PCI interrupt routing
PCI interrupt routing is the process of working out which platform-specific interrupt will fire when a given PCI device issues an interrupt. In general, we use message-signalled interrupts (MSIs) where avaiable, and fall back to the legacy interrupt pins (INTA, INTB, INTC, INTD) on devices where they are not.
Legacy interrupt pins
- Each function header contains an interrupt pin field that can be
0
(no interrupts), or1
through4
for each pin. - Interrupts from devices that share a pin cannot be differentiated from each other without querying the devices themselves. For us, this means usermode drivers will need to be awoken before knowing their device has actually received an interrupt.

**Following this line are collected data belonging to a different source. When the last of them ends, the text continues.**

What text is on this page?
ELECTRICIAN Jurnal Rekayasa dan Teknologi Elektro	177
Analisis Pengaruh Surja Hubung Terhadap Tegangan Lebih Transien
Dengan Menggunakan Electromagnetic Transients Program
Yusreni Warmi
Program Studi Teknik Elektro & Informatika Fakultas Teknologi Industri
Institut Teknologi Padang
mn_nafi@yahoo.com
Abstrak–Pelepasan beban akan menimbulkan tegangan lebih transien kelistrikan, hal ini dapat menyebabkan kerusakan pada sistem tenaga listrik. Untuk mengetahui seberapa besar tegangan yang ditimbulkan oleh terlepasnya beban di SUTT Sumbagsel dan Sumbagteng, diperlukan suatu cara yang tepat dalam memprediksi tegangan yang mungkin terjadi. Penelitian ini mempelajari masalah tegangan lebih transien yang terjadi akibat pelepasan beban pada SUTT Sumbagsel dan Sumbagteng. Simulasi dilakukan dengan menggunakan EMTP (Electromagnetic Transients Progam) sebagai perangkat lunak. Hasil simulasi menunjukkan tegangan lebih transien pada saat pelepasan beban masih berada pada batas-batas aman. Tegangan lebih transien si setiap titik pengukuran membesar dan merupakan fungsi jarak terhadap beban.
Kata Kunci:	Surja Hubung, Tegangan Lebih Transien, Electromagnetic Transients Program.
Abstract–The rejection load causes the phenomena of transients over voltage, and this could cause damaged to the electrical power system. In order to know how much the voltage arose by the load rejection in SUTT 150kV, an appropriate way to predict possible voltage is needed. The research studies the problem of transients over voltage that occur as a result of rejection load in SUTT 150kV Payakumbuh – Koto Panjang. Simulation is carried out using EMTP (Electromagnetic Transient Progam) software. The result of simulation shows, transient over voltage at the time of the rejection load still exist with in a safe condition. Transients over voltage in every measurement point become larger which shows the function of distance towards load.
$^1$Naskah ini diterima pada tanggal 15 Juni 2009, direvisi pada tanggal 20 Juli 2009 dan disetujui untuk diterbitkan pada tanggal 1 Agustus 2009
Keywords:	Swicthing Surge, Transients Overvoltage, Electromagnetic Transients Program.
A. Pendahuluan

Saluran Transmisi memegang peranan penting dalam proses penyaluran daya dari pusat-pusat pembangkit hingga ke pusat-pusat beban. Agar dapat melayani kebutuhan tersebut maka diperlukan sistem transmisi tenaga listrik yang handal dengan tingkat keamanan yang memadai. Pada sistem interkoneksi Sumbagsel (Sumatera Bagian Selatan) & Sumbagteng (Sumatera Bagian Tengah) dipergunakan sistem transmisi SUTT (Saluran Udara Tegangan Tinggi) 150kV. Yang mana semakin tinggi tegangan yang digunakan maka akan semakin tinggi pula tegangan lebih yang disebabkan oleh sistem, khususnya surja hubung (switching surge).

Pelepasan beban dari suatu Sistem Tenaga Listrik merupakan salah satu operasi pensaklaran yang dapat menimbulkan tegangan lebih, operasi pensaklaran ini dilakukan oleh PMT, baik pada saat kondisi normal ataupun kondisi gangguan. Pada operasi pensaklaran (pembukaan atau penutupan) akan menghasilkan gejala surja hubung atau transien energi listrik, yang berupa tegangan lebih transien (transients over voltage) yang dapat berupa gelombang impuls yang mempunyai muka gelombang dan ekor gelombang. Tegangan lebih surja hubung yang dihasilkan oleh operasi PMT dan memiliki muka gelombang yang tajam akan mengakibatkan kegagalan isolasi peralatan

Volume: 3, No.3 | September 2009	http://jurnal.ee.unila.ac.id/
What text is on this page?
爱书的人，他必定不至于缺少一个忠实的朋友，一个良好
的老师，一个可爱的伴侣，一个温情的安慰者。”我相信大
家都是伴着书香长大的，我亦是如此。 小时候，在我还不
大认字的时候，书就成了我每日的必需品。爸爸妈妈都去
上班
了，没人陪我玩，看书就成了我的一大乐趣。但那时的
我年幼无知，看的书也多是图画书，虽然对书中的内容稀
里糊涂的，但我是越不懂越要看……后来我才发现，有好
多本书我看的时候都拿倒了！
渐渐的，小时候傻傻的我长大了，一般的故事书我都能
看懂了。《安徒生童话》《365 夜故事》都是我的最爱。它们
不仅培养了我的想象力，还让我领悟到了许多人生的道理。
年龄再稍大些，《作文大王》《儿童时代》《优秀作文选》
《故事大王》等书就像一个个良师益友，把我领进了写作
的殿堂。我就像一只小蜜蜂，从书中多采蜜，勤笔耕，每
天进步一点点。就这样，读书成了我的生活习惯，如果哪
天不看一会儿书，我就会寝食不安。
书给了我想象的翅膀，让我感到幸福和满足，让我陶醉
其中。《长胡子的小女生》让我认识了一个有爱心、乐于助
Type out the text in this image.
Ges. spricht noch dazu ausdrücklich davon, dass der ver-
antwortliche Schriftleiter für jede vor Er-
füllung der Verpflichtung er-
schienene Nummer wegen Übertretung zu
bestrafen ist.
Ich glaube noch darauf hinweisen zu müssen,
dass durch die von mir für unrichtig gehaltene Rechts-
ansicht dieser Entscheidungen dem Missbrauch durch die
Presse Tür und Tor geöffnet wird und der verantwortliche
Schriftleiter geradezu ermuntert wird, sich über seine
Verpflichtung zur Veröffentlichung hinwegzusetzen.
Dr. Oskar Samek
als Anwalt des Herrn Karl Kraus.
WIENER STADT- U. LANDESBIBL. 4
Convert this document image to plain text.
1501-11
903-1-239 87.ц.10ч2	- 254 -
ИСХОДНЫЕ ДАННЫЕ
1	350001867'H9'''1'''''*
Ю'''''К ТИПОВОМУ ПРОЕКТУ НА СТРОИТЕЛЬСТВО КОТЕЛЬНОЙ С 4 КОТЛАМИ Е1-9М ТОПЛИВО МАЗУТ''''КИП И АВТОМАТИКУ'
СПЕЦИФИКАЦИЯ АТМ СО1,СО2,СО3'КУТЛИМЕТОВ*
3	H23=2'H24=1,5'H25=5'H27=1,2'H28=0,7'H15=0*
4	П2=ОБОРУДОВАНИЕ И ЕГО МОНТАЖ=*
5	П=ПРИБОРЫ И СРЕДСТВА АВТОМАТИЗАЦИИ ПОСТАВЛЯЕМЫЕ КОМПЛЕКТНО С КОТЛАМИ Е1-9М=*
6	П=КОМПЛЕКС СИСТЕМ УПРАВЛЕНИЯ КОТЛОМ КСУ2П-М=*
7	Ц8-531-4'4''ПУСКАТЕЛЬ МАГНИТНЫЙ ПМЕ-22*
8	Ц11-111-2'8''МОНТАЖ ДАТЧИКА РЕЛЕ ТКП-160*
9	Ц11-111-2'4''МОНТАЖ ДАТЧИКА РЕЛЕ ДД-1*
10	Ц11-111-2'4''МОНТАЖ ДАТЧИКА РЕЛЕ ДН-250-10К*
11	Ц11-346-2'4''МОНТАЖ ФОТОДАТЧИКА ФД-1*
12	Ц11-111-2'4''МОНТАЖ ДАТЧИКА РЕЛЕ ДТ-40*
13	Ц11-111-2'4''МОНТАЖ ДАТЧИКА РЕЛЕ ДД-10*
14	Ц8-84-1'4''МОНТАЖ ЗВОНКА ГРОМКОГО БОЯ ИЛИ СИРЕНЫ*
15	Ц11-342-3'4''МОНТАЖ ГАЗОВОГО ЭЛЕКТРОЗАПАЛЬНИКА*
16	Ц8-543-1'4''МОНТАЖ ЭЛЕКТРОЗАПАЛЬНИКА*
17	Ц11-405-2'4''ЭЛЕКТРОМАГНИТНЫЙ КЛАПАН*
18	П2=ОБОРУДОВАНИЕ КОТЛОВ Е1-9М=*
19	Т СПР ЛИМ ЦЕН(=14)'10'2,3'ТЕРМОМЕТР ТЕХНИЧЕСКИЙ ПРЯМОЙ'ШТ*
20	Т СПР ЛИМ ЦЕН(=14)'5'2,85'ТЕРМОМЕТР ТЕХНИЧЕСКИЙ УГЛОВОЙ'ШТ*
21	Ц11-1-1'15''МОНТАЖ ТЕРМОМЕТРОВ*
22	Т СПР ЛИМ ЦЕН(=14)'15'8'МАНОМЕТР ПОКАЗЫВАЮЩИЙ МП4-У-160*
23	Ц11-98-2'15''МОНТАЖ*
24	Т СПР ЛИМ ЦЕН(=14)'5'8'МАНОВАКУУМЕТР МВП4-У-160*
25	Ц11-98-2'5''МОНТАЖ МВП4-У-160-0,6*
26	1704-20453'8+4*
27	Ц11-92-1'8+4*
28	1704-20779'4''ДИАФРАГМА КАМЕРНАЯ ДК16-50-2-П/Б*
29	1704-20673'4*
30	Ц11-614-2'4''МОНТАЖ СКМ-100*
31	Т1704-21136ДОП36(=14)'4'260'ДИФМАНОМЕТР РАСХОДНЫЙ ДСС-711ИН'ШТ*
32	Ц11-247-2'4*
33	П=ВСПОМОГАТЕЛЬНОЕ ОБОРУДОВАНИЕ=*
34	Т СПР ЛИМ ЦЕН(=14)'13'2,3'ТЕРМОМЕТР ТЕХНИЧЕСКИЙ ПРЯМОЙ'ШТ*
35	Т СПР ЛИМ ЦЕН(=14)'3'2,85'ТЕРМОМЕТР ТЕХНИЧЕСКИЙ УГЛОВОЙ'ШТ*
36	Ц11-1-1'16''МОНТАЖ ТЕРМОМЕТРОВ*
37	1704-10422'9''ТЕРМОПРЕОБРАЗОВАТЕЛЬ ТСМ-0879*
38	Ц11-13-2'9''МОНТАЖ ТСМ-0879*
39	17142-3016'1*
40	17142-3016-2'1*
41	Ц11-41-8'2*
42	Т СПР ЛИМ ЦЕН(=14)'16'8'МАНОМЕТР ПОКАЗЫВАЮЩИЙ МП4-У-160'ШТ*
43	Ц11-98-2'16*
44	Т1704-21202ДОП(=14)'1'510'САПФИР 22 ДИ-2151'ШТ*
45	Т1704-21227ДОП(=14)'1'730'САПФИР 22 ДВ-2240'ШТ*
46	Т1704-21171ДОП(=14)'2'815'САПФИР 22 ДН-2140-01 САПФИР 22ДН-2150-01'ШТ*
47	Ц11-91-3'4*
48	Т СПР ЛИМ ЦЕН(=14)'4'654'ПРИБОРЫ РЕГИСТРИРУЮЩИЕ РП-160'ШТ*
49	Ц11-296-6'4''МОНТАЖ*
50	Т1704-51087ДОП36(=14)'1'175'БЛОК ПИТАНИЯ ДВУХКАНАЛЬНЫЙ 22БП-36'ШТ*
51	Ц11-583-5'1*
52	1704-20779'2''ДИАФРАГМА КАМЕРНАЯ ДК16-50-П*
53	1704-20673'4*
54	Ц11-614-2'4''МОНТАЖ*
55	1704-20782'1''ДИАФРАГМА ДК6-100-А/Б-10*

The pin used by each device is not programmable - each device hardcodes it at time of manufacture. However, they can be remapped by any bridge between the device and host, so that the interrupt signal on the upstream side of the bridge differs to the device's reported interrupt pin. This was necessitated by manufacturers defaulting to using INTA - usage of the 4 available pins was unbalanced, so firmware improves performance by rebalancing them at the bridge.
How the pins have been remapped is communicated to the operating system via a platform-specific
mechanism. On modern x86 systems, this is through the _PRT
method in the ACPI namespace
(before ACPI, BIOS methods and later MP tables were used). On ARM and RISC-V, the device tree
specifies this mapping through the interrupt-map
property on the platform's interrupt controllers.